Business & Economics

CBP Launches CAPE Portal to Refund $166 Billion in IEEPA Tariffs After Supreme Court Reversal

On 20 Apr 2026, U.S. Customs and Border Protection activated its new CAPE online system, letting importers file for repayment of Trump-era tariffs the Court ruled unconstitutional in February.

By Underlines Team

Focusing Facts

  1. The Supreme Court voted 6-3 on 20 Feb 2026 that President Trump’s April 2025 IEEPA tariffs violated Congress’s authority to set duties.
  2. Phase 1 opens refunds on roughly $127 billion for 56,497 preregistered importers—covering about two-thirds of the 53 million entries that paid the duties.
  3. CBP guidance promises validated claims will be reimbursed within 60–90 days, yet over 3,000 lawsuits seek faster or broader consumer restitution.

Context

Courts forcing the U.S. Treasury to disgorge trade-tax revenue is rare but not unprecedented; the 2002 WTO ruling that killed George W. Bush’s steel tariffs led to $1.5 billion in duty repayments, and the 1971 Nixon import surcharge was withdrawn within four months after similar legal and diplomatic pressure. The CAPE refunds echo those episodes but at two orders of magnitude greater scale, underscoring how executive tariff adventurism has grown since Congress ceded authority through the 1974 Trade Act and later emergency-powers statutes. Now, in the centennial shadow of Smoot-Hawley (1930) and the corrective Reciprocal Trade Agreements Act (1934), the judiciary is reasserting limits on unilateral protectionism, hinting that future presidents will face steeper legal cliffs when weaponizing trade laws. Whether the $166 billion actually lowers consumer prices or merely replenishes corporate coffers will signal if legal checks translate into economic relief—an outcome that will color debates over executive power and globalization long after today’s portal glitches are forgotten.

Perspectives

Left leaning media

e.g., Common Dreams, The New York TimesThey frame the court-ordered refunds as proof that Trump’s tariff agenda was illegal and argue that corporations—not ordinary Americans—will reap most of the benefits unless forced to share the money. By spotlighting consumer harm and corporate greed they advance a progressive economic narrative and amplify Democratic critics, giving less attention to logistical hurdles or the relief the decision provides to cash-strapped firms.

Right leaning media

e.g., Conservative News Today, The Center Square wire carried by Owensboro Messenger-InquirerThey emphasize that the Trump administration is promptly opening the portal so businesses can reclaim billions, presenting it as a business-friendly move after the Supreme Court ruling. By focusing on the refund rollout’s scale and speed while downplaying the court’s rebuke and consumer concerns, the coverage protects Trump’s economic credentials and appeals to a pro-business, pro-executive audience.
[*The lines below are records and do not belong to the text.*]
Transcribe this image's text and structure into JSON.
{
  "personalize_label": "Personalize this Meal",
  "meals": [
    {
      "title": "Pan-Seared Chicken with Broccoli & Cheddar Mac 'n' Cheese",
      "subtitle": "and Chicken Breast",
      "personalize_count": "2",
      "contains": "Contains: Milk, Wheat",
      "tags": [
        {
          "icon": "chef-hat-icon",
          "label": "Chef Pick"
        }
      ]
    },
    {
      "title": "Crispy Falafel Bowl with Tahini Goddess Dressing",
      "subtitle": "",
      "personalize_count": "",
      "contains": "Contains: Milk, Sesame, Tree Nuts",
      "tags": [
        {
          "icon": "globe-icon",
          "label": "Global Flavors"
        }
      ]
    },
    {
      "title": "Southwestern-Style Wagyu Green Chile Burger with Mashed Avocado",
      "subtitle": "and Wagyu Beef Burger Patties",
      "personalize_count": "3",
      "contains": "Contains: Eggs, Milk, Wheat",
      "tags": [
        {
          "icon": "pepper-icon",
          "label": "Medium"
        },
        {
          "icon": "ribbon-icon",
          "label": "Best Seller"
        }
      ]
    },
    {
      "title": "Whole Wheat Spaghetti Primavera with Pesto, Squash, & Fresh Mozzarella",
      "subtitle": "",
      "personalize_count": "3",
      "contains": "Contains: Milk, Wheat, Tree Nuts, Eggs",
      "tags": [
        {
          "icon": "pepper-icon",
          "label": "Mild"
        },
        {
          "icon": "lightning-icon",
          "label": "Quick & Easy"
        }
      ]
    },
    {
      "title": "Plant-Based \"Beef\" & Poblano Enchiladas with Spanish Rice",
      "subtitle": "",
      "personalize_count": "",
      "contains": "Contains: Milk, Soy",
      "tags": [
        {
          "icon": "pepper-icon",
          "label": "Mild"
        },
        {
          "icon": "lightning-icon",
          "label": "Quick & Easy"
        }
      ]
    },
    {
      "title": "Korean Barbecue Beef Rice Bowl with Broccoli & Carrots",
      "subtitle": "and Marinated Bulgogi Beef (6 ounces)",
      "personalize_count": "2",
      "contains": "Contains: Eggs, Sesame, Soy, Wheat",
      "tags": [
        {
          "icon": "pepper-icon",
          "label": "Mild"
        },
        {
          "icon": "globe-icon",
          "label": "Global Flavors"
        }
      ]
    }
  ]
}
Business & trade press / international wires

e.g., WWD, Jamaica GleanerThey deliver granular, technical reporting on how importers can file claims through the new CAPE portal, detailing eligibility rules, timelines and potential hiccups. The narrowly transactional lens serves industry readers but sidelines the political controversy and wider socioeconomic fallout, reflecting a commercial incentive to prioritize operational guidance over accountability.